In retrospect I wish I'd just thrown it all up, as the next 10 hours were pretty much a living hell. Lights got really bright and annoying, and I hated to look at them for some reason. My vision was all screwed up by the time I got home, with everything disintegrating and wandering around in my field of vision uncontrollably. I got very upset that I couldn't see things 'for what they were' no matter how I tried. The harder I tried to look at something and see it clearly the crazier it would get, with bright colored patterns wandering all over and obscuring my view of things. This phase lasted another half hour, and then it got worse. It felt like I couldn't catch my breath, and I felt totally panicked. The more I tried to calm down the more helpless I felt at controlling my out of control emotional state. It was about 1 am by this time, and going to sleep was out of the question, my mind was racing and spinning with panic. Closing my eyes revealed very bizarre patterns that seemed to all have a distinct center at the center of my field of view, with the patterns all being somehow geometric patterns projected on strange 'strips' that extended out to infinity. It was not pleasant in any way, shape, or form. My only thought was that I would somehow make it through this experience.
By about 2 am I was throwing up, which again was *extremely* unpleasant. My sense of self was so screwed up that I worried about my internal organs, I though they were destroyed somehow by the drug and I was going to die. I could feel motion inside my body cavity (which was probably my stomach heaving) that felt totally unnatural. I couldn't figure out how a drug could cause your organs to get all mixed up inside you, but I was sure that that's what had happened. Between sessions of puking I would stare into the mirror, and my pupils were HUGE!. There was very little color visible around the edges of my eyes. I looked absolutely insane to myself, and that scared the shit out of me. I never thought I could look like such a lunatic. I tried playing music to get a grip on reality, but this didn't help much either, as little pieces of any song would become stuck in my head playing over and over and over uncontrollably.
This lasted until I finally fell asleep very early the next morning, after the panic had subsided somewhat and I was totally exhausted physically and emotionally.
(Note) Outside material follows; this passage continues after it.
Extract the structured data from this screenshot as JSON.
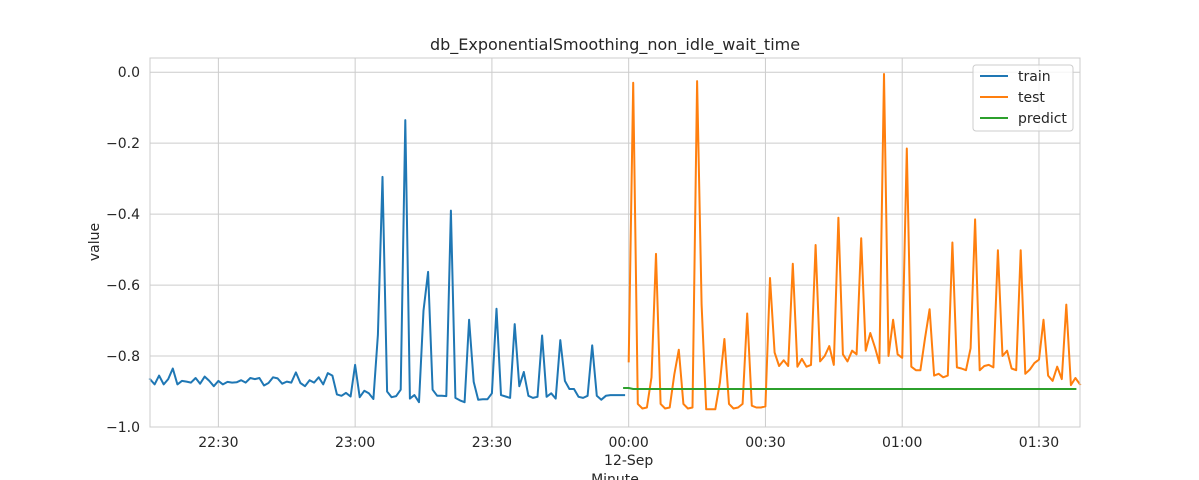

Well, obviously I had a really bad trip, and you couldn't pay me enough to ever try it again. But those seeds DEFINITELY work, and can really kick your ass if you're not careful. From my experience I CANNOT recommend their use, it was probably the single most unpleasant experience of my life. Ten hours of intense panic, (imagined) suffocation, seemingly endless, painful hurling accompanied by crazy delusions that your are going to die and that your organs went through a blender are not my idea of a good time. But hey, to each his own :). A good beer and a relaxing smoke are about as adventurous as I'm going to be with drugs from now on.